Ryan's plan also preserves ObamaCare's Medicare cuts—cuts that many Republicans criticized as implausible during the health care debate. Ryan's plan is preferable because it doesn't use those uncertain cuts to pay for the guaranteed cost of a new entitlement. But they're still dubious.
And yet I think Ryan's plan is a good start anyway, for reasons best expressed by Richard Posner:
The significance of the plan lies not in its details, or indeed in any of its proposals, but rather in the willingness of a major politician to challenge entitlements spending. This is only part of the plan but it has great symbolic significance, displays political courage, may open a productive dialogue, and challenges President Obama to propose his own plan for limiting such spending, which he has thus far been too timid.

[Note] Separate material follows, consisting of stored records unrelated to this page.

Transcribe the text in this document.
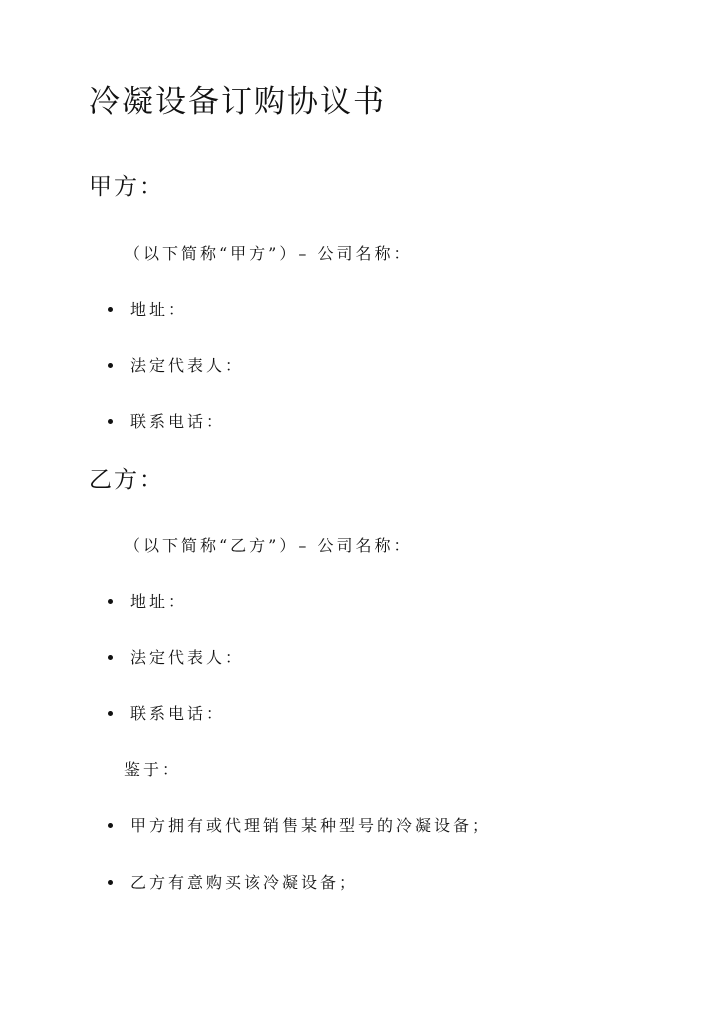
冷凝设备订购协议书
甲方：
（以下简称“甲方”）– 公司名称：
地址：
法定代表人：
联系电话：
乙方：
（以下简称“乙方”）– 公司名称：
地址：
法定代表人：
联系电话：
鉴于：
甲方拥有或代理销售某种型号的冷凝设备；
乙方有意购买该冷凝设备；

Posner says this despite saying that the specific details render the plan "economically very questionable." The specific details, though, can be worked out over time. Despite Ryan's efforts to make the plan politically palatable to wary seniors, it's not going to become law this year—not with Democratic opposition in the Senate and the White House, not with polls showing that a large majority of the public is against any sort of restructuring of the entitlement system. This is an opening statement in a negotiation between the public and the political class—a negotiation that, as CBO's debt projections make clear, should have started years ago. Ryan may have offered a plan that's flawed, but he nonetheless deserves credit for finally getting that long-past-due conversation started.